The wirehouse has raised the ceiling on fees for “data agreements” that help asset managers target individual brokers interested in particular fund products to $650,000 from $550,000, it says. The minimum fee remains at $450,000.

However, it has also lowered its “platform support” fees, which usually cover recordkeeping and other administrative costs about fundholders. The top of the fee range has been lowered to 30 basis points of fund assets held by Wells’ brokerage clients from “up to 35 basis points,” according to a comparison of April and June ADV filings with the Securities and Exchange Commission.

A Wells Fargo spokeswoman confirmed the changes, but could not immediately comment on the net impact of the changes to revenue, on broader platform changes nor on whether any outside managers are expected to leave the managed money platforms because of higher costs.

“The increase in the maximum for the data agreement fees is substantial and implies that Wells Fargo will likely receive more revenue than in the past,” said Nicole M. Boyson, a finance professor at Northeastern University.

It is difficult to assess the exact impact of the five-basis-point raise on the upper limit because Wells offers an alternative to funds of paying up to $25 per year per client account, she said.

Fees for the wide variety of sales services brokers provide money managers about advisors and investors are a major revenue stream for large firms, which loosely categorize the payments as revenue-sharing.

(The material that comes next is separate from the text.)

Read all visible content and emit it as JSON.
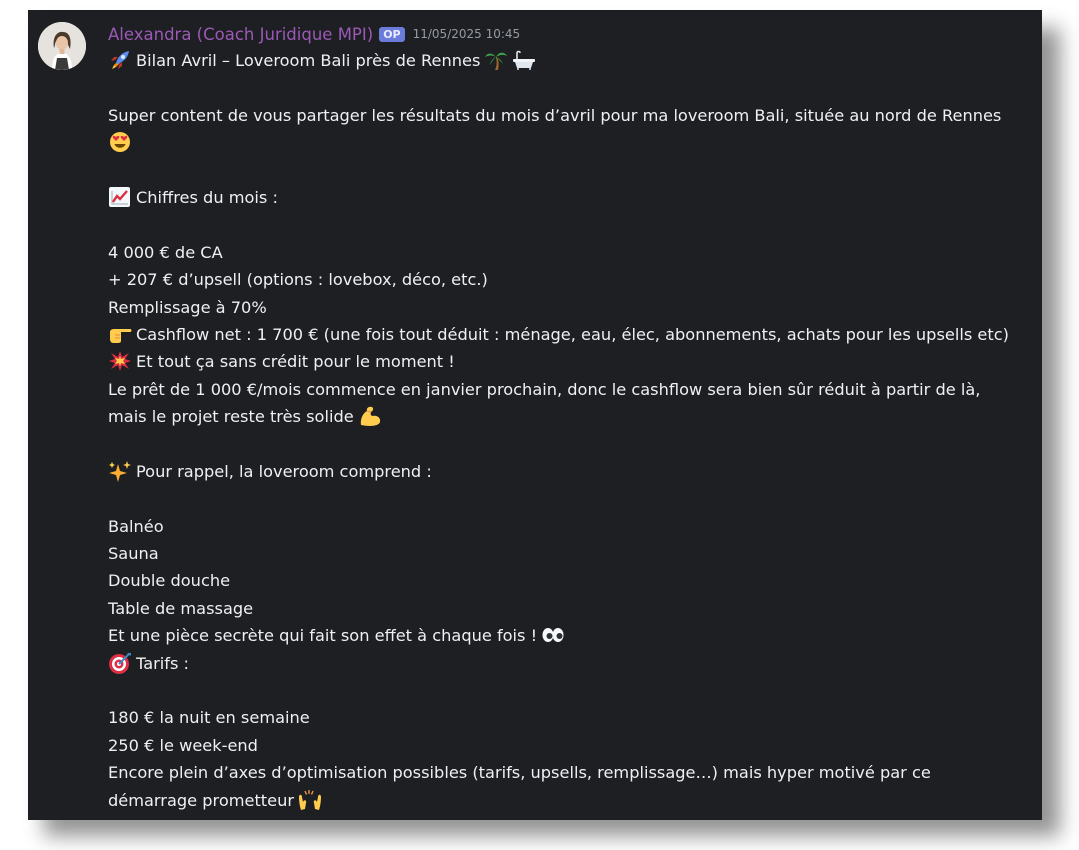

The payments have become prohibitive for some smaller asset managers, while brokerage firms have for years been looking to slim their myriad offerings to better control services and management quality.

At the same time, asset managers who can afford the extra sales support have embraced data analytics, which provides aggregated sales data about various products and steers their salespeople, or “wholesalers,” to particular brokers interested in their products.

Morgan Stanley, for example, charges as much as $600,000 per year for allowing fund salespeople to market to its financial advisors at branch offices and conferences, with payments rising for firms that agree to reimburse brokers for expenses, according to a revenue-sharing disclosure document on its website.

Additional fees for analytics can add another $600,000 annually, and fund families may purchase supplemental data analytics on top of that.

Like Wells Fargo Advisors, Morgan Stanley also charges a platform fee to be listed on its product shelf. Fees range from 0.01% to 0.10% ($10 per $10,000) of assets per year held by brokerage firm clients.

The “shelf-space” fees are generally reimbursed to investors who have advisory accounts for which they pay asset-based fees. But investor advocates have complained that, despite increased disclosure, revenue-sharing remains obtuse and can raise costs to end buyers.

In the case of Wells Fargo, the opacity of the new disclosures makes it hard to gauge “the intensity of the conflicts of interest that it has with respect to certain mutual funds,” Boyson said.

Morgan Stanley garnered headlines two years ago when it stopped selling Vanguard Group funds, known for their low management expense ratios, because of the money manager’s refusal to pay for “shelf space” and access to the brokers.

Some brokers said higher data agreement fees could hurt niche managers that some prefer for separately managed accounts.

“As usual, small fund families and ETFs are, unfortunately, often priced out of the large platforms,” Boyson said. “I suspect that this trend will continue, and this change in ‘data agreement’ fees provides some evidence for this.”

The Securities and Exchange Commission’s Regulation Best Interest rule, which requires brokers to put client interests ahead of their own and takes effect on June 30, could affect revenue-sharing agreements, according to Aron Szapiro, head of policy research at Morningstar.

“Regardless of how Reg BI is enforced, a major source of conflict today is in revenue sharing,” he said, noting that its dependence on sales and assets under management create more conflicts than flat fees. “It will be important for firms to manage conflicts and take mitigating the conflicts posed by revenue sharing seriously.”